With the exception of voters who live in her hometown of Truth or Consequences, not too many New Mexicans are familiar with state Rep. Rebecca Dow.
But Dow, who plans to formally announce Wednesday she will seek the Republican nomination for governor in next year’s election, said that’s about to change.
“I’ll be visiting every county [in New Mexico], and if anybody wants to connect with me and introduce me to folks because they’re ready for change, tell me when and where and I’ll be there,” Dow, 48, said Tuesday.
The self-described compassionate conservative, who said in January she was considering running for governor, is a fresh face in a party looking for electable new stars who can appeal to voters in a blue state, particularly women.

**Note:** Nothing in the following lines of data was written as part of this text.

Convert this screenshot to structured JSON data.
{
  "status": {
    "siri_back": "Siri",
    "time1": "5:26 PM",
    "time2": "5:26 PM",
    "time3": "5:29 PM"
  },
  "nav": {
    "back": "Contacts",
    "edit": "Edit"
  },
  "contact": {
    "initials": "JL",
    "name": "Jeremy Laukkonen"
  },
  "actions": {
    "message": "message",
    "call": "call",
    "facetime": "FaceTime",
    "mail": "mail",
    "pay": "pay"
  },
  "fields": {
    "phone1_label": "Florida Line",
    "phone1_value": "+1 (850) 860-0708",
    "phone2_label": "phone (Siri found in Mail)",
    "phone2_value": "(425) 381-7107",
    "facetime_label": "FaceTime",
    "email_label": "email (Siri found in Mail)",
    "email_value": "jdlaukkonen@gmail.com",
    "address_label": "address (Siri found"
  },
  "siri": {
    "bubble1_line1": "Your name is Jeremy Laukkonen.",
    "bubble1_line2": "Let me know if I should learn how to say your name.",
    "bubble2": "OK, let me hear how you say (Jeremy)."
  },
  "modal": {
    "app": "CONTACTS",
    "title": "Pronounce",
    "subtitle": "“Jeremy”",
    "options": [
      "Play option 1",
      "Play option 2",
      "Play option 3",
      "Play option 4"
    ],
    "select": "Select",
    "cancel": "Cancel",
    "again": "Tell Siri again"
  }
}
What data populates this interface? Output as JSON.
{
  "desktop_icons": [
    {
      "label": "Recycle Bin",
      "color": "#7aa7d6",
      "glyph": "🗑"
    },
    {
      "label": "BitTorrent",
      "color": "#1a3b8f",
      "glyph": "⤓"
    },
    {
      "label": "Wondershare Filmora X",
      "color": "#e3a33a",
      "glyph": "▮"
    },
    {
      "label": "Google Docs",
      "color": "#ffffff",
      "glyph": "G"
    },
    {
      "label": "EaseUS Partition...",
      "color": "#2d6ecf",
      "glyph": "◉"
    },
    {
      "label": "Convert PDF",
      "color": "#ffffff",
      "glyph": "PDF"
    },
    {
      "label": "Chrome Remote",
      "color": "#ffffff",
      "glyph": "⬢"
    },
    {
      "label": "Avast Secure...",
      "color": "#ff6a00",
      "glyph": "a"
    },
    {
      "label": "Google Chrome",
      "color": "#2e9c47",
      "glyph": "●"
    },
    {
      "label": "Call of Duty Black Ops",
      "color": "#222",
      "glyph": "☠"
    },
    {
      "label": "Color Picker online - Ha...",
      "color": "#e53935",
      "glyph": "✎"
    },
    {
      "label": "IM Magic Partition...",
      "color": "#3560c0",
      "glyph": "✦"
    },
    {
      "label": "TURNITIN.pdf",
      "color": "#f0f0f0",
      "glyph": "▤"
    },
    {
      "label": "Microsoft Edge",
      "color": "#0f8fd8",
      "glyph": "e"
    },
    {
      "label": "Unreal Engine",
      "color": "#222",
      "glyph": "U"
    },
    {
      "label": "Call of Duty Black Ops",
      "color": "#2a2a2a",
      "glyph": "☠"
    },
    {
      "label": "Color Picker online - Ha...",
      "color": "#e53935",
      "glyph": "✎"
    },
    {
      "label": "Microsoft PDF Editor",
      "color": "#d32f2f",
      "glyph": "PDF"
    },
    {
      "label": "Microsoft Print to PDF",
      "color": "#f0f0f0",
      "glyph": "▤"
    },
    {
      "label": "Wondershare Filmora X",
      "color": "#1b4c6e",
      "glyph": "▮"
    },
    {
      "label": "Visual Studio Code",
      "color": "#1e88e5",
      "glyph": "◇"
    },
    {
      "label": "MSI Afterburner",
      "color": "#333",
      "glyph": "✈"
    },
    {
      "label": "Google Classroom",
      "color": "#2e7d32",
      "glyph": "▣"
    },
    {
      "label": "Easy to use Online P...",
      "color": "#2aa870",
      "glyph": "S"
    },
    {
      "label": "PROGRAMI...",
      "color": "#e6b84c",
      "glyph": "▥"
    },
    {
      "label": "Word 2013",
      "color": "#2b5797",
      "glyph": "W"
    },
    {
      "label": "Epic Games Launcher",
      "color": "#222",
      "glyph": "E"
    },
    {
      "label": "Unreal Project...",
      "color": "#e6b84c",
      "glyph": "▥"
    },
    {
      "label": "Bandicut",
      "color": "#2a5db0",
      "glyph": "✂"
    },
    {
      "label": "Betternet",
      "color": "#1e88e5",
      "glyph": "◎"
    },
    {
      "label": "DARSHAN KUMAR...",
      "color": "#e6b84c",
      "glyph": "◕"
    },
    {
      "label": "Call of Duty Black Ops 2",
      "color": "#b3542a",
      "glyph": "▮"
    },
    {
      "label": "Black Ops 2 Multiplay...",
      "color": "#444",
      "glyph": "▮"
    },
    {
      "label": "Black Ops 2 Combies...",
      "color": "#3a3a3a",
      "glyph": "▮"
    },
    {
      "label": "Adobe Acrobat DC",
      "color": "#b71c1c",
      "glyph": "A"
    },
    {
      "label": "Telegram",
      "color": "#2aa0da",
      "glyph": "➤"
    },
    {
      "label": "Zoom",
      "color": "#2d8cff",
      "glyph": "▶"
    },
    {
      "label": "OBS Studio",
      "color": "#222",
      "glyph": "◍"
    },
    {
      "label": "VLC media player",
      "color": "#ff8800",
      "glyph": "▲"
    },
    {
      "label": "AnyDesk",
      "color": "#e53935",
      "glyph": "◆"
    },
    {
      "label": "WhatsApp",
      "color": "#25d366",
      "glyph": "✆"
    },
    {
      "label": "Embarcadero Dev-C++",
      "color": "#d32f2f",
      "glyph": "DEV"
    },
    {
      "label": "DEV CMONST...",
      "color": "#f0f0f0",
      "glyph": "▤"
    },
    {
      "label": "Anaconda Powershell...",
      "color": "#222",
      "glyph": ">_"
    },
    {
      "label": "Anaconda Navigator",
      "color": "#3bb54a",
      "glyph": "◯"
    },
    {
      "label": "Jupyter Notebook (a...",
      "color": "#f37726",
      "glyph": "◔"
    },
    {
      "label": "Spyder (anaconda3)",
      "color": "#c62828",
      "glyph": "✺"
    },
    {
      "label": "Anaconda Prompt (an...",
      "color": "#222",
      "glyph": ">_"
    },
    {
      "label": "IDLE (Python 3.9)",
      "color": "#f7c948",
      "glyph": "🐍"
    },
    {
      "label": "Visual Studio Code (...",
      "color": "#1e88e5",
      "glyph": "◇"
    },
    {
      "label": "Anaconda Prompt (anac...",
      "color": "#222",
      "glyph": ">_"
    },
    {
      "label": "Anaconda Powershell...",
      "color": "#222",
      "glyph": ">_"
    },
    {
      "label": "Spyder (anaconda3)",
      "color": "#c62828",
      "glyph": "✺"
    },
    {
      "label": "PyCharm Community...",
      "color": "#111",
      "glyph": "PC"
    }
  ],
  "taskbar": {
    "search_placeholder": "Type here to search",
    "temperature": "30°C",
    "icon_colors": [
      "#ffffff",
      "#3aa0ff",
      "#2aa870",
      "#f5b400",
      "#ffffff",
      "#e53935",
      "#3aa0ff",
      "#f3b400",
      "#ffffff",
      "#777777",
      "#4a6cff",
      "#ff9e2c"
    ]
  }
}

Dow, a businesswoman and consultant to for-profit and community-based early childhood providers, is the fifth Republican to announce plans to try to unseat Democratic incumbent Gov. Michelle Lujan Grisham, who launched her reelection campaign last month. Though not a longtime presence in the Legislature — she’s in her third term in the House and is the GOP’s House caucus chairwoman — she is seen by some in the party as having potential to win a statewide race.
Other Republicans seeking the GOP nomination for governor include former congressional candidate Karen Bedonie, Sandoval County Commissioner Jay Block, retired teacher Tim Walsh, and investment adviser and West Point graduate Greg Zanetti.
“I have a deep love for New Mexico and the everyday New Mexican,” said Dow, who has served in the state House of Representatives since 2017. “I am tired of us being last in education, last in child welfare [and ranked highest in unemployment]. I’m tired of our constitutional freedoms being under attack, and it’s time for us to thrive economically, just like our neighboring states, Texas and Arizona.”
Asked how she would create a thriving state, Dow said she would roll back unnecessary regulations.
“I’m not talking health and safety but overburdensome regulations,” she said, adding she would hire “a good team [of] experts in their field who can help us with these reforms and create commonsense governance” and return decision-making to the local level.
“I don’t have to be the expert on everything,” Dow said. “I have to let people govern themselves, and we have to create commonsense government from the top down.”
While Lujan Grisham will play up how she handled the coronavirus pandemic, saving lives and averting more infections, her detractors plan to criticize her state-mandated restrictions, which were some of the most strict in the nation.
Dow called Lujan Grisham a “power hungry career politician” who has failed the state during the pandemic.
“Children have lost 18 months of learning — well, we don’t know that for sure because we’re not testing — but our families and our local elected school boards have lost their say in local decision-making for our districts,” she said. “These school board members are elected by the local community. They know and understand the needs of families and students and the teachers that they serve. And their hands have been tied by this governor.”
Dow said she will need to raise millions of dollars for her gubernatorial campaign.
“I could never out-fund the special interest machine that’s behind the governor’s radical agenda,” she said. “But I’ll take every penny I can get, and I’ll use it wisely.”
Dow said beating Lujan Grisham won’t be easy — the state’s last three incumbent governors all won reelection with comfortable margins. But she said she’s fairly certain New Mexicans “would prefer to drain the swamp in Santa Fe and not Elephant Butte Lake.”
“I think the everyday New Mexican understands that we are last in education, last in child welfare, we have the highest unemployment rate because of bad government,” she said. “I think that they are ready for change, and they’re tired of a one-party system telling them how to live their lives in their homes, when they can leave their home, when they can worship, when they can eat out. I think they understand that there’s a need for change in New Mexico. It’s time for New Mexico to thrive.”
The only thing stopping New Mexico from competing against neighboring states is “bad government,” Dow said.
“I want it to be a message of hope,” she said. “I really am not running to trash the governor. It’s just time for change.”
Dow has a bachelor’s degree in business management from Oral Roberts University. She and her husband, Aaron, have two adult children, Jaylah and Seth.